3. For filling, beat cream cheeses in a large mixing bowl until smooth. Add sugar, beating on medium to high speed until smooth. Add whole eggs and egg yolk all at once. Beat on low speed just until combined. Stir in vanilla, lemon juice, and the 1/3 cup nuts.
4. Pour filling into crust-lined pan. Place in a shallow baking pan. Bake in the pre-heated oven for 45 to 50 minutes or until center appears nearly set when gently shaken.
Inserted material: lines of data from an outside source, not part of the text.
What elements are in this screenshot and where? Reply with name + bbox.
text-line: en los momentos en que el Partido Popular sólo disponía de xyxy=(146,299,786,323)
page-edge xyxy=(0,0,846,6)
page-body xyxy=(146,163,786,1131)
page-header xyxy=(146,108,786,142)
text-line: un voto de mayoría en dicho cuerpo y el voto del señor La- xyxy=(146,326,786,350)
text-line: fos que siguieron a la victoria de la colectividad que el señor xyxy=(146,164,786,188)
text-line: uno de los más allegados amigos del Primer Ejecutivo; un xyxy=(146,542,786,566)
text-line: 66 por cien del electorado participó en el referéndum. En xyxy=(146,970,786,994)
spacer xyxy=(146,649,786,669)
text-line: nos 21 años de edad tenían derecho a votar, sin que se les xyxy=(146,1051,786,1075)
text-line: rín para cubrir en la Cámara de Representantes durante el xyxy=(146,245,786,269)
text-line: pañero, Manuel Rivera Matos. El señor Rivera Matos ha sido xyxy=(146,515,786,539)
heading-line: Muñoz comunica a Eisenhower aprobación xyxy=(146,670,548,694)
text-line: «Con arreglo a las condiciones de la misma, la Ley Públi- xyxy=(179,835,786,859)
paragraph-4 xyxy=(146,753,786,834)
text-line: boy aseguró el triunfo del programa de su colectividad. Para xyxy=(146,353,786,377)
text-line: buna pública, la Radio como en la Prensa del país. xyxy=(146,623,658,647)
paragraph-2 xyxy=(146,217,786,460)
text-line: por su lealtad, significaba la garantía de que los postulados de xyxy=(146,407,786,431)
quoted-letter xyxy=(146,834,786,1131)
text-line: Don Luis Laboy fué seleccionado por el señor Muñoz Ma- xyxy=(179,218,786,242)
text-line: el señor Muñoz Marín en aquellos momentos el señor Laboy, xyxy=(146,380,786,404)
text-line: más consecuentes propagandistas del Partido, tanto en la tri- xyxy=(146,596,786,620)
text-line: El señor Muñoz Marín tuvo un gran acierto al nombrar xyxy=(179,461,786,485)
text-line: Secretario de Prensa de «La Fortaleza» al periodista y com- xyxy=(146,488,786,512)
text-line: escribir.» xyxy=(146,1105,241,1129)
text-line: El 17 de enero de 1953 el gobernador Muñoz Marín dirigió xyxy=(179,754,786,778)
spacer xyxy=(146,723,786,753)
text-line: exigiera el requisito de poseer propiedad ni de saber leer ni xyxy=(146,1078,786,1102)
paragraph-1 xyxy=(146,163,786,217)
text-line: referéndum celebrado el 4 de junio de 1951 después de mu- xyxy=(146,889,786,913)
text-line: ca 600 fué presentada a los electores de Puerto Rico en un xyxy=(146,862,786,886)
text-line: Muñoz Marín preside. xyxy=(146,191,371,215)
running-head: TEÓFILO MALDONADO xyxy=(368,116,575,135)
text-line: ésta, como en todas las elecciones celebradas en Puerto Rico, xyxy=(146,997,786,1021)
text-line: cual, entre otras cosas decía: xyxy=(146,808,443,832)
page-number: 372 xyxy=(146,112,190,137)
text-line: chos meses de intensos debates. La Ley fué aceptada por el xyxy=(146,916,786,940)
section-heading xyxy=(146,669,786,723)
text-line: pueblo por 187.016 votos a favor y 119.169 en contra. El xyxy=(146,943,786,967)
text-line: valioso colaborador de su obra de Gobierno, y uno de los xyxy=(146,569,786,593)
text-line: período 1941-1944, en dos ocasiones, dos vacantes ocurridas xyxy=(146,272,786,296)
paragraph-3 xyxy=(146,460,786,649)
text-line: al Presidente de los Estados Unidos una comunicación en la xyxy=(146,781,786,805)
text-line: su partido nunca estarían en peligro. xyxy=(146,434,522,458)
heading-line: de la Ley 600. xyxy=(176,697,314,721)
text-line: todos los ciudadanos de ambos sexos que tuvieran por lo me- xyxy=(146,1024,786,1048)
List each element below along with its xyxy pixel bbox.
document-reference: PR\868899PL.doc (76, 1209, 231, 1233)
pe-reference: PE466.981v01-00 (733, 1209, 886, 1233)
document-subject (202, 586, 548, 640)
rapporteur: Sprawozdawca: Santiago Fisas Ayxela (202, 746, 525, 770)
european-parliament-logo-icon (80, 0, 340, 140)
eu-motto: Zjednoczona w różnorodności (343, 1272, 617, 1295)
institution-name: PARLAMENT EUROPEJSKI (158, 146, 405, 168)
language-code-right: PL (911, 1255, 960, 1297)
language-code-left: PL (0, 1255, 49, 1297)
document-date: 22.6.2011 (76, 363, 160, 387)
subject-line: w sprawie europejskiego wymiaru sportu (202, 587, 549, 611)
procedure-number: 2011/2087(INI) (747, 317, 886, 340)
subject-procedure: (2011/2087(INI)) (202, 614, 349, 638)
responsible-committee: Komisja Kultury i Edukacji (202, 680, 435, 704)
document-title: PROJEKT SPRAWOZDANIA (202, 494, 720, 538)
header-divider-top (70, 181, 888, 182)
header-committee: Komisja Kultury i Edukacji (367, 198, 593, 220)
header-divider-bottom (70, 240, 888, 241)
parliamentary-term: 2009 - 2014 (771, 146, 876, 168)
5. Cool in springform pan on a wire rack for 15 minutes. Loosen crust from sides of pan with a thin-bladed knife or narrow spatula and cool 30 minutes more. Remove sides of pan; cool 1 hour. Cover and chill at least 4 hours or up to 24 hours.
6. To serve, sprinkle with toasted coconut. If desired, top with carambola slices. Makes 12 servings.